Orphan equities can be highly profitable asrepparttar 111795 investment community, at first overlookingrepparttar 111796 stock, gains more understanding and confidence in its value. This ultimately leads to Wall Street coverage and higher prices.

As always, look for a manager with a solid track record.

Distressed asset investing can be a good way to increase diversification in an investment portfolio. Opportunities are more prevalent in a recession, but companies get into trouble in expansionary times, too. Distressed assets do not haverepparttar 111797 same volatility as many other types of investment. Excessive prices, if they existed, have already been wrung out of them.
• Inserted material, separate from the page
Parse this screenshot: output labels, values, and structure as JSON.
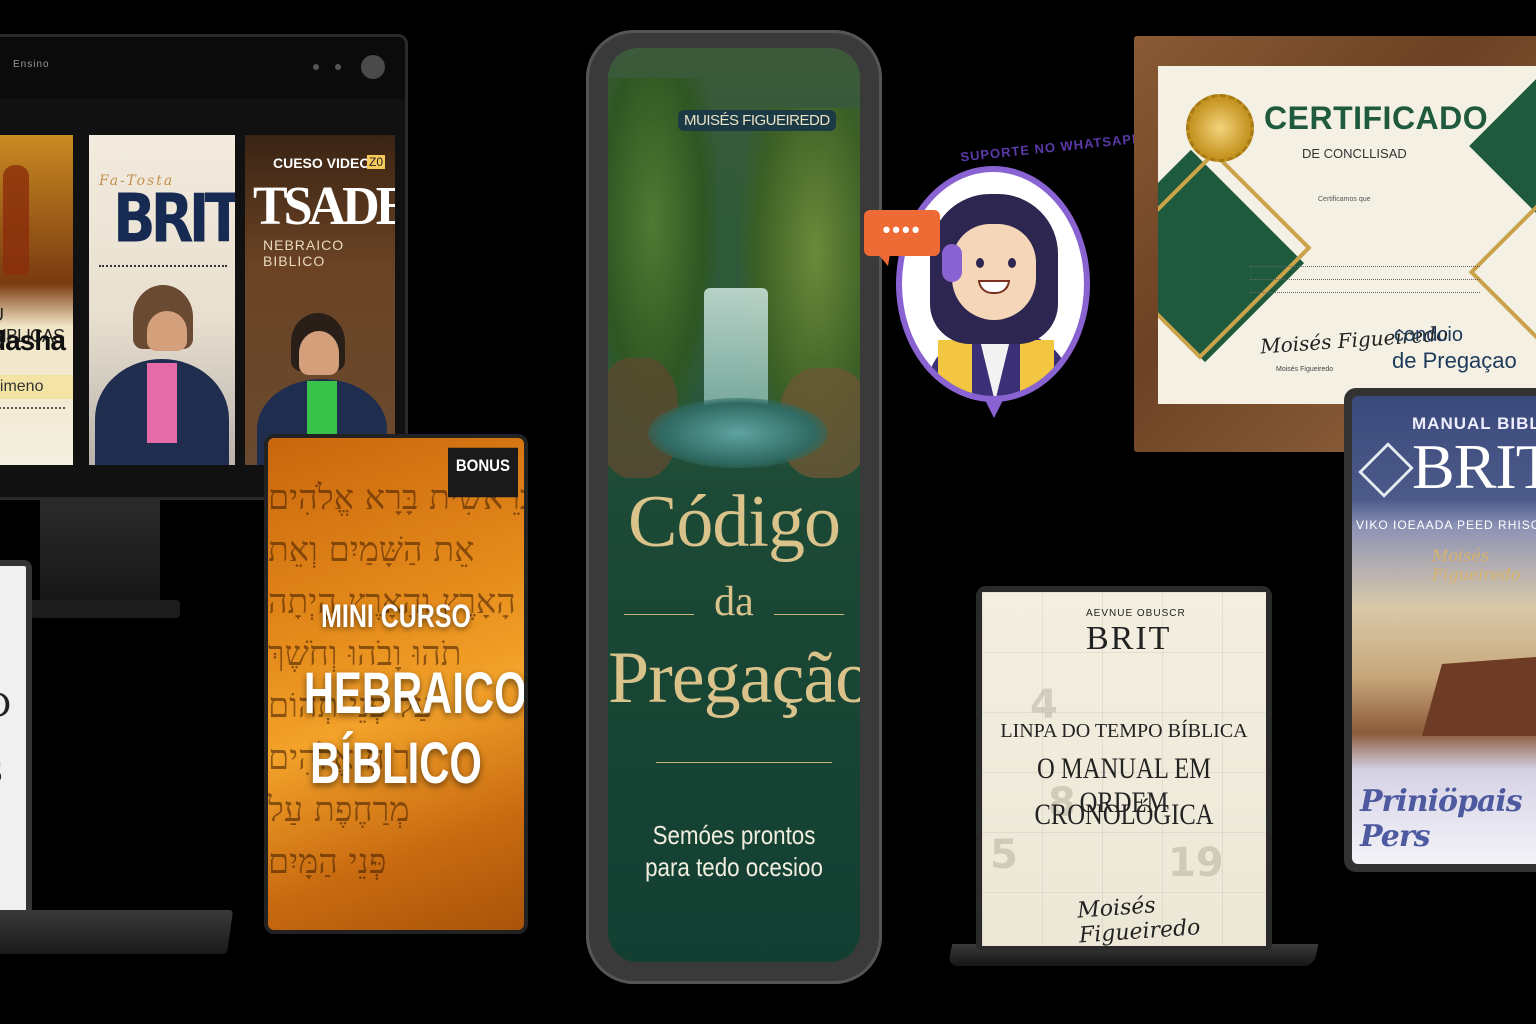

Written & published by Murray Priestley, Managing Partner of Portofino Asset Management, private investment managers and publishers of the Portofino Report. www.portofinoasset.com


Who Wants To Be A Millionaire?

Written by Michael Moore


Continued from page 1

The final step in your quest to become a millionaire is to make sure that as much ofrepparttar money you earn as possible is there for you to invest. That means giving as little as possible to your greedy Uncle Sam. There are two simple ways to beatrepparttar 111778 tax man, thereby increasingrepparttar 111779 amount of money available to help build your net worth. Pretax investment vehicles, such as a 401k, traditional IRA and 529 college savings plans, allow you to lowerrepparttar 111780 amount that your employer deducts from your weekly paycheck to cover your state and federal tax liability. The only drawback to these types of investments is that once you pullrepparttar 111781 money fromrepparttar 111782 account, taxes are due in full. You do however getrepparttar 111783 benefit of watching your money grow tax free for years, which allowsrepparttar 111784 concept of compound interest which I discussed earlier to work harder for you than it would if your money was in a traditional savings account. A traditional savings account is one ofrepparttar 111785 worst investment vehicles available. Along withrepparttar 111786 comparatively low rates of interest which savings accounts earn, any money that you do earn is subject to annual taxation. To avoid paying taxes onrepparttar 111787 money you withdraw once you become an independently wealthy millionaire, you should set up a Roth IRA. A Roth IRA is funded with after tax dollars, which may leave you wondering how that helps you avoid paying taxes. The fact is though, that in a Roth IRA, allrepparttar 111788 money you earn is yours to keep. Uncle Sam can’t take a penny ofrepparttar 111789 money that you accrue in interest, meaning inrepparttar 111790 long run,repparttar 111791 tax advantages are far better than any other form of investment.

I’ve just shown you in three easy steps how you can take advantage ofrepparttar 111792 unseen forces ofrepparttar 111793 financial world to grow your net worth at an alarming rate, now all that is left is for you to follow my advice and wait patiently for compound interest to work its magic. By avoiding taxes torepparttar 111794 greatest extent possible, turning you home into an investment, and most importantly of all, not waiting to start saving, you too can be a millionaire. What you do once you get that million dollars is up to you.